The case for the health benefits is put very powerfully in this recent open letter from a group of Colchester medical professionals, allied to the local cycling campaign group.
The two linked reports below strongly evidence the economic benefits:
Investing in Cycling & Walking - the Economic case for Action (DfT, March 2015)
The Value of the Cycling Sector to the British Economy: A Scoping Study (Transport for Quality of Life, June 2018)
Cycling for all and for transport - Ideas and Images
This presentation is a working collection of images and testimony depicting the varied modern uses of bikes and available adaptations for transport. It seeks to break down some barriers to the view that people need cars and vans to do everything, and promote cycling for all, not just lycra-wearing men! It also includes the story of how Copenhagen became such a beacon of cycle-friendly living.
Some more inspiring suggestions and images promoting alternatives to car use for journeys involving shopping and carrying loads are on this page from Salisbury's People Friendly Streets website.
Royal Wootten Bassett Route Priorities Presentation
This presentation summarises the work done to date by the local environmental group to develop plans for a cycle network for Royal Wootton Bassett. It is based on lots of community consultation, including surveys with the outputs summarised, together with relevant national Wiltshire and local policy. Prioritised routes have been developed using Google Mymaps, which anyone can use, to show the routes and specific interventions that are needed to make them happen. It is being used by the Town Council and as a way to help Wiltshire consider where it next allocates budget.
This tool is for government, councils, consultants and campaigners. It works from an interactive map, at www.pct.bike. See a <5 minute video there or on YouTube. There are also more instructions here.
It predicts how many people would cycle and where, using Census and government travel data. You choose between Commute or School, and between now (2011 Census) and four future scenarios :
Go Dutch (people are as willing to cycle as they are in Holland now)

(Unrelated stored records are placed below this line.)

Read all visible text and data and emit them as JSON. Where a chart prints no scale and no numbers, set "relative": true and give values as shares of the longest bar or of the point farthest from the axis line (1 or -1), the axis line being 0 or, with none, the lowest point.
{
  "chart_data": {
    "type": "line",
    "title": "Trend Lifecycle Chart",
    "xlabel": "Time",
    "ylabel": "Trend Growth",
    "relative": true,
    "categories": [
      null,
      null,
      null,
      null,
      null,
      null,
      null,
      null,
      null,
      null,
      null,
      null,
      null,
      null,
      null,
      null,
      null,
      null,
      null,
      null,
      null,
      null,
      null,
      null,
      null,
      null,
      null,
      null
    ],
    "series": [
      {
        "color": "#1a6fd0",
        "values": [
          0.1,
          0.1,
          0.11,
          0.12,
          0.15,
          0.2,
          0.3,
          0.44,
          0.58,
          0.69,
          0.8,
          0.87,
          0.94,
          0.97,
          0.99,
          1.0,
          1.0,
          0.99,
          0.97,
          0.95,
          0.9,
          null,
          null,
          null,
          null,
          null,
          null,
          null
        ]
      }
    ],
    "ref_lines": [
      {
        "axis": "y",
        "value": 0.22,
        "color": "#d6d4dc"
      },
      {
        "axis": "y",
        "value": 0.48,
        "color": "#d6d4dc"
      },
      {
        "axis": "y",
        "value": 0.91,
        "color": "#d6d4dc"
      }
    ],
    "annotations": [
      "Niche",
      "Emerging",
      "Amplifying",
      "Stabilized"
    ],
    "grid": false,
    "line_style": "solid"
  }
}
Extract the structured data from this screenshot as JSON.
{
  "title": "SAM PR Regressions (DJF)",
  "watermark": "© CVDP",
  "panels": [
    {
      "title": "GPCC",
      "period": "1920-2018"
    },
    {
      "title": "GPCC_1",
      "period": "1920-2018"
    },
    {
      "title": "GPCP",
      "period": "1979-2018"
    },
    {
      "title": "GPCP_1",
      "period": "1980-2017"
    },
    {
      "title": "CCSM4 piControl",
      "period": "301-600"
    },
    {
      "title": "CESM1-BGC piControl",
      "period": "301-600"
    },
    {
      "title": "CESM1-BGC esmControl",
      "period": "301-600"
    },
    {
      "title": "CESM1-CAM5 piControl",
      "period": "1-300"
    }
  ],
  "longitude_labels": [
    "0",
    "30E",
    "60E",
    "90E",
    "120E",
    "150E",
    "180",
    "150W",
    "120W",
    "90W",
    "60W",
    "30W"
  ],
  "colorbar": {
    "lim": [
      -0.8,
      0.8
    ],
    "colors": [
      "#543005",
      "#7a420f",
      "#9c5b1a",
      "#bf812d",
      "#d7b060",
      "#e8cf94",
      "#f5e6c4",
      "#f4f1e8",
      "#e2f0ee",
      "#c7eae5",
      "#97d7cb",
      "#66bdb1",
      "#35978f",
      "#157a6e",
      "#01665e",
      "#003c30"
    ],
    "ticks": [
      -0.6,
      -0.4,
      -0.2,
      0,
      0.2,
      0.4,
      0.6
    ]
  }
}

E-bikes (...and willing to make longer hillier trips)
Government Target (to double cycling by 2025), or
Gender Equality (women/girls are as willing to ride as men/boys).
Then you zoom in on the map, right down to local ward level, play with various controls, and find out where people would want to ride if they had decent conditions. That lets you plan some investment, test scenarios, predict benefits and more. There are case studies such as Cornwall (five towns), Hereford (small city, bigger than Salisbury, Trowbridge or Chippenham), Kenilworth (smaller than them), Tunbridge Wells (study of cycling to the station) and West Sussex (study of e-bikes potential).
Not forgetting... Walking
This website is the result of 700 volunteers mapping over 100,000km of routes during the Spring 2020 lockdown. You can add to the network, find or verify a route near you. The aim is to connect up settlements and in their words 'make it easier for people to imagine, plan and go on walking journeys'.